As I walked out the door on my way to run errands the other day, I noticed a pile of library books waiting to be returned. I grabbed them, stuffed them in my tote bag (ok, fine, Patrick: I "gently placed them" in my tote bag) and worked in a stop at the library in between grocery stops.
When I say a pile, I really do mean a pile. Lots of books. Heavy books. Hardcovers. The sort that--inevitably--get dropped all over the floor, right next to the book return, disturbing the dusty, midday quiet of the library. The lady working at the desk flinched and tried not to look too pained as I cleaned up my mess. I gave her a smile and a clumsy nod and promptly tripped over a floor mat. She watched me walk across the room as though expecting me to start flinging books off the shelves. Because I'm a spaz, I hid behind the first shelf I came to. (Have I mentioned that I get really embarrassed sometimes, and for no good reason? Seriously, dropping a pile of library books and stumbling is nothing compared to the graceful stunts I pull on a daily basis.) I chose a couple of books at random and went to check out, trying to act as normal as possible. "Is that all?" the librarian asked. "Only three? But you brought back such a large pile. Ah yes, and you have $4.50 in fines."

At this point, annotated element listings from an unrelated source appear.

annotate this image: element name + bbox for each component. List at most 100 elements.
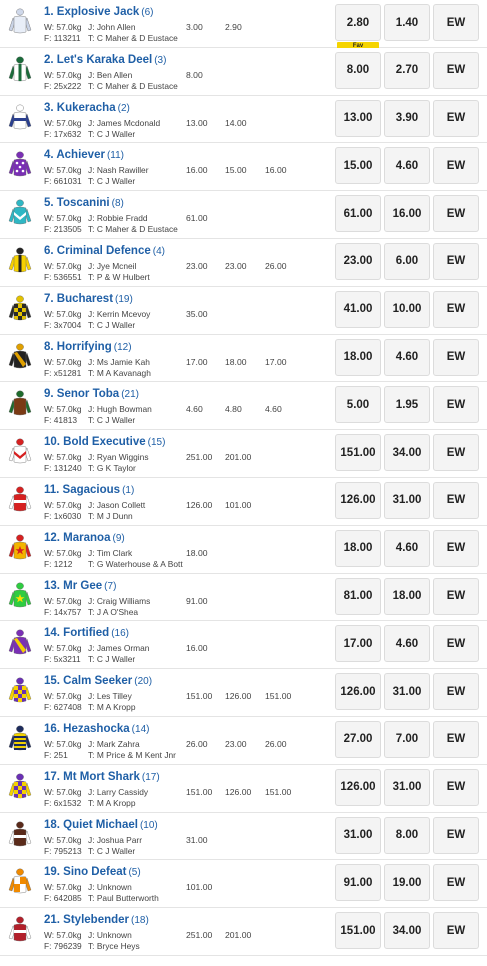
each-way-button[interactable]: EW bbox=[433, 816, 479, 854]
win-odds-button[interactable]: 61.00 bbox=[335, 195, 381, 233]
runner-name[interactable]: 1. Explosive Jack bbox=[44, 6, 139, 18]
runner-name[interactable]: 5. Toscanini bbox=[44, 197, 110, 209]
each-way-button[interactable]: EW bbox=[433, 673, 479, 711]
runner-title[interactable]: 10. Bold Executive (15) bbox=[44, 436, 165, 448]
runner-name[interactable]: 17. Mt Mort Shark bbox=[44, 771, 140, 783]
win-odds-button[interactable]: 13.00 bbox=[335, 99, 381, 137]
place-odds-button[interactable]: 3.90 bbox=[384, 99, 430, 137]
runner-name[interactable]: 6. Criminal Defence bbox=[44, 245, 151, 257]
each-way-button[interactable]: EW bbox=[433, 481, 479, 519]
place-odds-button[interactable]: 8.00 bbox=[384, 816, 430, 854]
runner-title[interactable]: 9. Senor Toba (21) bbox=[44, 388, 139, 400]
runner-title[interactable]: 7. Bucharest (19) bbox=[44, 293, 133, 305]
each-way-button[interactable]: EW bbox=[433, 912, 479, 950]
runner-title[interactable]: 21. Stylebender (18) bbox=[44, 914, 149, 926]
place-odds-button[interactable]: 31.00 bbox=[384, 768, 430, 806]
runner-title[interactable]: 12. Maranoa (9) bbox=[44, 532, 125, 544]
place-odds-button[interactable]: 34.00 bbox=[384, 912, 430, 950]
runner-name[interactable]: 14. Fortified bbox=[44, 627, 109, 639]
runner-title[interactable]: 15. Calm Seeker (20) bbox=[44, 675, 152, 687]
place-odds-button[interactable]: 18.00 bbox=[384, 577, 430, 615]
runner-name[interactable]: 7. Bucharest bbox=[44, 293, 113, 305]
win-odds-button[interactable]: 151.00 bbox=[335, 912, 381, 950]
win-odds-button[interactable]: 18.00 bbox=[335, 338, 381, 376]
place-odds-button[interactable]: 4.60 bbox=[384, 338, 430, 376]
place-odds-button[interactable]: 1.95 bbox=[384, 386, 430, 424]
runner-title[interactable]: 2. Let's Karaka Deel (3) bbox=[44, 54, 166, 66]
runner-title[interactable]: 14. Fortified (16) bbox=[44, 627, 129, 639]
runner-title[interactable]: 16. Hezashocka (14) bbox=[44, 723, 149, 735]
win-odds-button[interactable]: 23.00 bbox=[335, 242, 381, 280]
place-odds-button[interactable]: 31.00 bbox=[384, 481, 430, 519]
runner-title[interactable]: 11. Sagacious (1) bbox=[44, 484, 134, 496]
each-way-button[interactable]: EW bbox=[433, 768, 479, 806]
win-odds-button[interactable]: 5.00 bbox=[335, 386, 381, 424]
runner-name[interactable]: 21. Stylebender bbox=[44, 914, 129, 926]
win-odds-button[interactable]: 126.00 bbox=[335, 481, 381, 519]
runner-name[interactable]: 12. Maranoa bbox=[44, 532, 110, 544]
each-way-button[interactable]: EW bbox=[433, 434, 479, 472]
runner-name[interactable]: 16. Hezashocka bbox=[44, 723, 130, 735]
each-way-button[interactable]: EW bbox=[433, 147, 479, 185]
place-odds-button[interactable]: 19.00 bbox=[384, 864, 430, 902]
each-way-button[interactable]: EW bbox=[433, 577, 479, 615]
each-way-button[interactable]: EW bbox=[433, 625, 479, 663]
each-way-button[interactable]: EW bbox=[433, 195, 479, 233]
each-way-button[interactable]: EW bbox=[433, 720, 479, 758]
win-odds-button[interactable]: 41.00 bbox=[335, 290, 381, 328]
place-odds-button[interactable]: 31.00 bbox=[384, 673, 430, 711]
win-odds-button[interactable]: 126.00 bbox=[335, 673, 381, 711]
runner-title[interactable]: 19. Sino Defeat (5) bbox=[44, 866, 141, 878]
win-odds-button[interactable]: 18.00 bbox=[335, 529, 381, 567]
runner-name[interactable]: 18. Quiet Michael bbox=[44, 819, 138, 831]
place-odds-button[interactable]: 16.00 bbox=[384, 195, 430, 233]
runner-title[interactable]: 17. Mt Mort Shark (17) bbox=[44, 771, 160, 783]
win-odds-button[interactable]: 8.00 bbox=[335, 51, 381, 89]
runner-title[interactable]: 18. Quiet Michael (10) bbox=[44, 819, 158, 831]
runner-name[interactable]: 3. Kukeracha bbox=[44, 102, 116, 114]
runner-title[interactable]: 3. Kukeracha (2) bbox=[44, 102, 130, 114]
place-odds-button[interactable]: 2.70 bbox=[384, 51, 430, 89]
place-odds-button[interactable]: 10.00 bbox=[384, 290, 430, 328]
place-odds-button[interactable]: 34.00 bbox=[384, 434, 430, 472]
runner-name[interactable]: 2. Let's Karaka Deel bbox=[44, 54, 152, 66]
runner-name[interactable]: 10. Bold Executive bbox=[44, 436, 146, 448]
place-odds-button[interactable]: 1.40 bbox=[384, 4, 430, 41]
runner-title[interactable]: 6. Criminal Defence (4) bbox=[44, 245, 165, 257]
each-way-button[interactable]: EW bbox=[433, 4, 479, 41]
place-odds-button[interactable]: 7.00 bbox=[384, 720, 430, 758]
win-odds-button[interactable]: 81.00 bbox=[335, 577, 381, 615]
place-odds-button[interactable]: 4.60 bbox=[384, 625, 430, 663]
runner-title[interactable]: 4. Achiever (11) bbox=[44, 149, 124, 161]
runner-name[interactable]: 4. Achiever bbox=[44, 149, 105, 161]
runner-name[interactable]: 8. Horrifying bbox=[44, 341, 112, 353]
each-way-button[interactable]: EW bbox=[433, 290, 479, 328]
win-odds-button[interactable]: 17.00 bbox=[335, 625, 381, 663]
place-odds-button[interactable]: 4.60 bbox=[384, 529, 430, 567]
runner-title[interactable]: 8. Horrifying (12) bbox=[44, 341, 132, 353]
runner-name[interactable]: 15. Calm Seeker bbox=[44, 675, 132, 687]
win-odds-button[interactable]: 126.00 bbox=[335, 768, 381, 806]
each-way-button[interactable]: EW bbox=[433, 338, 479, 376]
each-way-button[interactable]: EW bbox=[433, 864, 479, 902]
each-way-button[interactable]: EW bbox=[433, 99, 479, 137]
each-way-button[interactable]: EW bbox=[433, 386, 479, 424]
runner-title[interactable]: 5. Toscanini (8) bbox=[44, 197, 124, 209]
runner-title[interactable]: 1. Explosive Jack (6) bbox=[44, 6, 154, 18]
each-way-button[interactable]: EW bbox=[433, 529, 479, 567]
place-odds-button[interactable]: 6.00 bbox=[384, 242, 430, 280]
runner-title[interactable]: 13. Mr Gee (7) bbox=[44, 580, 116, 592]
win-odds-button[interactable]: 31.00 bbox=[335, 816, 381, 854]
runner-name[interactable]: 19. Sino Defeat bbox=[44, 866, 126, 878]
runner-name[interactable]: 9. Senor Toba bbox=[44, 388, 119, 400]
each-way-button[interactable]: EW bbox=[433, 242, 479, 280]
win-odds-button[interactable]: 151.00 bbox=[335, 434, 381, 472]
runner-name[interactable]: 13. Mr Gee bbox=[44, 580, 102, 592]
win-odds-button[interactable]: 2.80 bbox=[335, 4, 381, 41]
win-odds-button[interactable]: 91.00 bbox=[335, 864, 381, 902]
win-odds-button[interactable]: 15.00 bbox=[335, 147, 381, 185]
each-way-button[interactable]: EW bbox=[433, 51, 479, 89]
runner-name[interactable]: 11. Sagacious bbox=[44, 484, 120, 496]
win-odds-button[interactable]: 27.00 bbox=[335, 720, 381, 758]
place-odds-button[interactable]: 4.60 bbox=[384, 147, 430, 185]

Apparently, the shelf behind which I had been hiding was part of the "serious(ly painful) literature" section, because I ended up checking out some Solzhenitsyn and two Thomas Hardy novels. I detest Hardy. Reading "Jude the Obscure" was one of the more disagreeable literary experiences of my life. And Solzhenitsyn? I know very little about him, beyond the fact that being able to spell his name feels like an accomplishment. He looks interesting enough, but as I sit here wanting something to read before bed, I'm not really sure that stories from a Soviet work camp are going to cut it. At least all three books are trade paperbacks and won't make too much noise when I drop them in front of the book return.